My husband, Adam, and I arrived the day before in the Grenadines—a sprinkling of islands in the southern Caribbean that trail like the tail of a stingray from the main island of St. Vincent—and we’re keen to get our bearings. So we requisition an electric golf cart and make our way to this quiet, impeccably groomed stretch of lawn where we are rewarded with a sweeping 360-degree view of the island chain. Behind us is Mount Royal, the island’s highest peak.
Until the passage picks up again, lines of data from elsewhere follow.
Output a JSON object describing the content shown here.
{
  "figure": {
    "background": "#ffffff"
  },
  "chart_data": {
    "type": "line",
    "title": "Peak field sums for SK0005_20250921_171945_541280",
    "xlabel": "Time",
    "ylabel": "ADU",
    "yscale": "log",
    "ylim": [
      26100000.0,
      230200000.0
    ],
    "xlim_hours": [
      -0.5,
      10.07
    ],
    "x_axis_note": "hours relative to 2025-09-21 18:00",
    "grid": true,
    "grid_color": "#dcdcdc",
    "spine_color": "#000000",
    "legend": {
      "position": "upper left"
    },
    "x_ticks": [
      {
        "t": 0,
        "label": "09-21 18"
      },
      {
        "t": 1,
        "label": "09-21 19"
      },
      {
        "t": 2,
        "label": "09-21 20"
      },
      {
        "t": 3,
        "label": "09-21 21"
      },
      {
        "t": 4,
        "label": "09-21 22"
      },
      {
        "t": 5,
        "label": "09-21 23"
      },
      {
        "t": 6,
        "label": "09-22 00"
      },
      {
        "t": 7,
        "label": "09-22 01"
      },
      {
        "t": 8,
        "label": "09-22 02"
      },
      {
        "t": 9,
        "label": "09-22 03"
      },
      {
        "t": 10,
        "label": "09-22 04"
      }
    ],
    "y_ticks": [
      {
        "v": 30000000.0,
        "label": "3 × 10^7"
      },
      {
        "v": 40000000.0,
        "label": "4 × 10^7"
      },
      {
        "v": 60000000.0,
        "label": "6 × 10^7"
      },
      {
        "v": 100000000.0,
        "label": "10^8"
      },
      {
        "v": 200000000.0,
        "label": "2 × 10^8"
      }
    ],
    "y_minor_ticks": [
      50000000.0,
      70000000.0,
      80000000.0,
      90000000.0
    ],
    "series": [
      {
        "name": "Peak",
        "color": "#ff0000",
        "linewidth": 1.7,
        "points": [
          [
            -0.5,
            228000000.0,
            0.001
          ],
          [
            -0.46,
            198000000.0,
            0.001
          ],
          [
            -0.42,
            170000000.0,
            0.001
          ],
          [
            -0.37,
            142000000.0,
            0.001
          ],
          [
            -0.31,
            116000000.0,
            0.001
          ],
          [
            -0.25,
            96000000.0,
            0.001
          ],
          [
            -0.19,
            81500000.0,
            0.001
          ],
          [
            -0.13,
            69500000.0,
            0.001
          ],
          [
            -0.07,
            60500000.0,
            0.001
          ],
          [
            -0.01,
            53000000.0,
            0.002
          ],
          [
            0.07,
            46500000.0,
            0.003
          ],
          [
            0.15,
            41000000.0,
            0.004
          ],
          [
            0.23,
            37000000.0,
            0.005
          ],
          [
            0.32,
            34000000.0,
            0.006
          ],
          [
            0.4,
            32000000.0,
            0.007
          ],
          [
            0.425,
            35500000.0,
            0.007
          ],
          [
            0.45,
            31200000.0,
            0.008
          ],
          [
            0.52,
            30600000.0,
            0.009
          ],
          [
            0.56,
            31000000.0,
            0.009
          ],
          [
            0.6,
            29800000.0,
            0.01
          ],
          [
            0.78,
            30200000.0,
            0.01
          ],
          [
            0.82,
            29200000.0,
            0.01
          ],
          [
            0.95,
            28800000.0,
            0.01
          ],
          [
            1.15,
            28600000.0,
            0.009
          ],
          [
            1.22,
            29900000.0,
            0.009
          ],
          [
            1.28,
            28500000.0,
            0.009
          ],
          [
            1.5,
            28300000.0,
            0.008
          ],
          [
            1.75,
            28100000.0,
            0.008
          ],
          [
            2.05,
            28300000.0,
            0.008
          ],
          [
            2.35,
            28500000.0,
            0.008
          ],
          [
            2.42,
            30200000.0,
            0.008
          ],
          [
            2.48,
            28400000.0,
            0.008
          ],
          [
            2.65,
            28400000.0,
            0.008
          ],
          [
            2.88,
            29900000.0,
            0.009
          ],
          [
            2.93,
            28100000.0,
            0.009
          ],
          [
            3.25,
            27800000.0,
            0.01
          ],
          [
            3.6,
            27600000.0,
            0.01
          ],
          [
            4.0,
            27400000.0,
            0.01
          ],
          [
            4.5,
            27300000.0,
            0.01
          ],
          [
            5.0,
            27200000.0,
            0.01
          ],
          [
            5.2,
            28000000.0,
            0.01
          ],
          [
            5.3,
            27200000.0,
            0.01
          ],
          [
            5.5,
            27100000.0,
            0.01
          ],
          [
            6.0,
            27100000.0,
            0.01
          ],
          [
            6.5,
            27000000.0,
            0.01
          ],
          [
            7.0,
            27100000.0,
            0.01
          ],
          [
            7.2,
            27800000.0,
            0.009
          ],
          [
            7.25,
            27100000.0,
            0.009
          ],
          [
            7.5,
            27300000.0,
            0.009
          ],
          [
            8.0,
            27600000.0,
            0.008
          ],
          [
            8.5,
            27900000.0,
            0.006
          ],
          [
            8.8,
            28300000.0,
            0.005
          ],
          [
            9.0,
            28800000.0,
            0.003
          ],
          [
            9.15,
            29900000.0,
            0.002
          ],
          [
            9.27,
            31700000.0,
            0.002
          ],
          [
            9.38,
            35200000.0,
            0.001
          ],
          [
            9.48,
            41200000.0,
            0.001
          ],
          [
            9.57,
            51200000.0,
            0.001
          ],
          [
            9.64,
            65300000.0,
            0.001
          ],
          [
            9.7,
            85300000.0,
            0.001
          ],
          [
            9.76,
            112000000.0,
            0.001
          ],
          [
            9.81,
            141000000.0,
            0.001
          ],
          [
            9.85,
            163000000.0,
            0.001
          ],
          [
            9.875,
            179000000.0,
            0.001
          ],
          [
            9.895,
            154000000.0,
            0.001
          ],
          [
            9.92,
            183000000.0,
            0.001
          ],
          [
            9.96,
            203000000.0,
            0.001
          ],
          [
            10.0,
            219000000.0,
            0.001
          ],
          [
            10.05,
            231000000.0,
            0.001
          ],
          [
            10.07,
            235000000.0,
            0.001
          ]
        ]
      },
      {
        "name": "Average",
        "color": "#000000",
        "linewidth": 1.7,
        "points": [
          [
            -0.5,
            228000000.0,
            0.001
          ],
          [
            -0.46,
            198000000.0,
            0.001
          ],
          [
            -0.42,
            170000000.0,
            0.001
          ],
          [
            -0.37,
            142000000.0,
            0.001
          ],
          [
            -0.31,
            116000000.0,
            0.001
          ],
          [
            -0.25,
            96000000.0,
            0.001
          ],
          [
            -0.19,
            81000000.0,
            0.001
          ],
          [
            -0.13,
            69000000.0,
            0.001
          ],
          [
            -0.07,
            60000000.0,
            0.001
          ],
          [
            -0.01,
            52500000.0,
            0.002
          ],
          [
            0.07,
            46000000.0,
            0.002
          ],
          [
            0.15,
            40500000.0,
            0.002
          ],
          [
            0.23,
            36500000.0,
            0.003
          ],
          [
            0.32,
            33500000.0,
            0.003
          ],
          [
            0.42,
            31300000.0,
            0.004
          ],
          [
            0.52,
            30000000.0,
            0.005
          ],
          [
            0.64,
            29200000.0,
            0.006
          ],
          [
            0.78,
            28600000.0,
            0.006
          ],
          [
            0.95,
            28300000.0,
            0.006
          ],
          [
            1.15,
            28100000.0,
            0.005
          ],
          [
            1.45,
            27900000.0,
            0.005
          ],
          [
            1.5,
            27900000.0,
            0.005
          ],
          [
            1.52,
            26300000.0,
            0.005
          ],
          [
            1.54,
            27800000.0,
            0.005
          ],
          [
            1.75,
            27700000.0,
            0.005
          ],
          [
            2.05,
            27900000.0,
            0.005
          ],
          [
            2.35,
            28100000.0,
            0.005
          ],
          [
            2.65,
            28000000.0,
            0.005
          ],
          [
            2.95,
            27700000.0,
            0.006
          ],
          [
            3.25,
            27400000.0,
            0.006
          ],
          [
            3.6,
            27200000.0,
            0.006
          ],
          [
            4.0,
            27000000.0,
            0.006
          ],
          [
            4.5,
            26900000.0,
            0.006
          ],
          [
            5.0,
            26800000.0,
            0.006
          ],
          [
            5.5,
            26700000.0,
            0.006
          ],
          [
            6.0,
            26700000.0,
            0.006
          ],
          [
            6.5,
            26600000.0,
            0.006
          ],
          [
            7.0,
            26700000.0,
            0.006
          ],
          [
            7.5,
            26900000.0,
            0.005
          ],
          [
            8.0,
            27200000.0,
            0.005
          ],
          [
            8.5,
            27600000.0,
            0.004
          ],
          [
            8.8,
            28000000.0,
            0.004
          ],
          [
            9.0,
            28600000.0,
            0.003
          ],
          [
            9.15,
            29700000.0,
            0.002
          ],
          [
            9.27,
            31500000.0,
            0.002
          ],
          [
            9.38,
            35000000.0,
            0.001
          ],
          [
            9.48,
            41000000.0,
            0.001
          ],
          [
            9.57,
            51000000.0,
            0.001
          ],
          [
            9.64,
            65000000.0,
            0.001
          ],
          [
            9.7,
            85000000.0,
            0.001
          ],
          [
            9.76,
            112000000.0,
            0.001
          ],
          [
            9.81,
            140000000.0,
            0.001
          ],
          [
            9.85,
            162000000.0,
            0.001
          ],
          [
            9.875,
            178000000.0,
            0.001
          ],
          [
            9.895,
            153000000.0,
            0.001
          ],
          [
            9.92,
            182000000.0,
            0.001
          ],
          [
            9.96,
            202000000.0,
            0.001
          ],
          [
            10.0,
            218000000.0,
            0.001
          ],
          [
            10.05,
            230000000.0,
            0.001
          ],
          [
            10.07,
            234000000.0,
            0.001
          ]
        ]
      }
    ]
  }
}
The Atlantic Ocean is to one side, the Caribbean Sea to the other, and in the distance, the islands of Mayreau, Petit Martinique and Mustique sparkle in the late afternoon sun.
Canouan means turtle island in Arawakan (an indigenous Caribbean language) and shortly after checking into our ocean-view “Personality Suite,” we’ve already encountered several of the resident tortoises, lumbering happily around on the stretch of lawn below our terrace. The Raffles Canouan is the only high-end accommodation on this eight-kilometre-long island. It’s situated in the heart of the Grenadine chain, once solely inhabited by fishermen and subsistence farmers. It may lie just southwest of Barbados, but Canouan has none of the nation’s bustle and urbanity. Rather, well-heeled travelers from everywhere come here to decompress.